Sen. Frank R. Lautenberg, a World War II veteran who served five terms in the Senate, died Monday, leaving one of New Jersey’s Senate seats empty and marking the first time in roughly 70 years that the chamber will be without a someone who saw service in that war.
Mr. Lautenberg, an 89-year-old Democrat who helped anchor the Senate’s liberal wing, made his mark in office by sponsoring legislation that ended smoking sections on airplanes and by pushing for stricter gun controls.
But he was also the last of 115 senators known to have served in World War II — a group that helped steer America into its position as a world superpower, and to expand the social contract to include a robust welfare state at home.
“The World War II vets witnessed great changes in history from an expanded role for the federal government and the rise of civil rights and women’s rights movements,” said Darrell West of the Brookings Institute. “They were more likely to see the federal government as a positive contributor to the country than those who came afterwards.”
Mr. Lautenberg’s death means New Jersey Gov. Chris Christie will pick his successor, putting a major decision in the hands of the Republican governor. If he appoints a Republican to the seat it will cut into Democrats’ majority, splitting the chamber with 52 Democrats, 46 Republicans and two independents who side with Democrats.
Mr. Christie did not broach the subject at a news conference Monday, where he offered his “deepest condolences” to the Lautenberg family as well as the late senator’s staff and friends.
“I think the best way to describe Frank Lautenberg in the way he would probably want to be described to all of you today is as a fighter,” Mr. Christie said. “Sen. Lautenberg fought for the things he believed in, and sometimes he just fought because he liked to.”
First elected to the Senate in 1982, Mr. Lautenberg retired after three terms in 1998, only to return two years later when Democrats wanted a candidate to replace disgraced Sen. Robert Torricelli on the ballot just weeks before the election.
Mr. Lautenberg built a reputation on Capitol Hill as a liberal icon while playing a leading role in writing the nation’s drunken-driving laws — including the .08 blood alcohol standard and the 21-year-old drinking age limit.

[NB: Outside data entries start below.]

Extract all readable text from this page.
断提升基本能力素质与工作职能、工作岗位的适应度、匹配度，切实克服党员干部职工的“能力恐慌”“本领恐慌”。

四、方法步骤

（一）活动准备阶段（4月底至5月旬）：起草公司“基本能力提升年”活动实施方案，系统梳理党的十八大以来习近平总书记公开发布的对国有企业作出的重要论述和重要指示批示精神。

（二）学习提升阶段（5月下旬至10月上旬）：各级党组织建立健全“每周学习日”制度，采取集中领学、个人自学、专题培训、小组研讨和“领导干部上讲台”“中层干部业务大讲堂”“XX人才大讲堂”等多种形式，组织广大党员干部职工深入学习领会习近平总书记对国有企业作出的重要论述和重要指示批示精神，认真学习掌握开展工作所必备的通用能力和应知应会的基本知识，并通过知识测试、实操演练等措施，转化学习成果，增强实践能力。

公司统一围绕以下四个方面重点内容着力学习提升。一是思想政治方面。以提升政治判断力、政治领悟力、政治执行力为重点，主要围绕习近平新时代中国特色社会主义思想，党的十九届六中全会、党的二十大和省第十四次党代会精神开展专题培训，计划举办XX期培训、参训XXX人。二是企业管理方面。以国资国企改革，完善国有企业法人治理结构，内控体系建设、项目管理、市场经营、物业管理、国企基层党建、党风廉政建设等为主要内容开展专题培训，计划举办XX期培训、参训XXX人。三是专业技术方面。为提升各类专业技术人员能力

He also co-authored the post-Sept. 11 GI bill, which passed Congress in 2008.
Mr. Lautenberg had been ailing and missed most of the chamber’s votes this year, and he already had announced he would not seek re-election next year. But fellow senators said he was on call to show up for tough votes, and he cast his final votes in April in support of new gun controls.
He served in the Army Signal Corps from 1942 to 1946. He used the GI Bill to attend business school at Columbia University and went on to earn millions at chairman and CEO of Automatic Data Processing Inc.
Gordon H. “Nick” Mueller, president and CEO of the National WWII Museum in New Orleans, said those who returned home to serve in Congress “were leaders of a different breed.”
“They went through the most cataclysmic and horrific war in all human history and it changes your life and I think it changed their notion of public service,” Mr. Mueller said. “They understood how close we came to losing both our way of life, our freedom and our democracy.”
Mr. Lautenberg’s death comes months after the passing of Sen. Daniel K. Inouye, a former Army captain who lost his right arm in the World War II and in 2000 was awarded the Medal of Honor for his heroism.
Two House members, Reps. John D. Dingell of Michigan and Ralph M. Hall of Texas, are now the last remaining members of Congress to have served World War II.
Less than one-quarter of the Senate now has any military experience, a dramatic departure from 1977 when the number of veterans serving in the Senate reached an all-time high: 81.
The Senate historian’s office said the first World War II vet was elected to the upper chamber in the 1940s and the list includes some of the most memorable political figures in the history of the United States, including Barry Goldwater, Joseph McCarthy and Richard M. Nixon.
“The World War II era in American politics ended long ago, when the votes of veterans of the war slipped below the threshold of notice by lawmakers and candidates,” said H.W. Brands, a history professor at the University of Texas.
“But the presence of men like Frank Lautenberg occasionally concentrated minds in the Senate on the seriousness of what they had been sent to Washington to do. And it reminded people caught up in the troubles of the present that America has overcome challenges far greater than any we face today,” he said.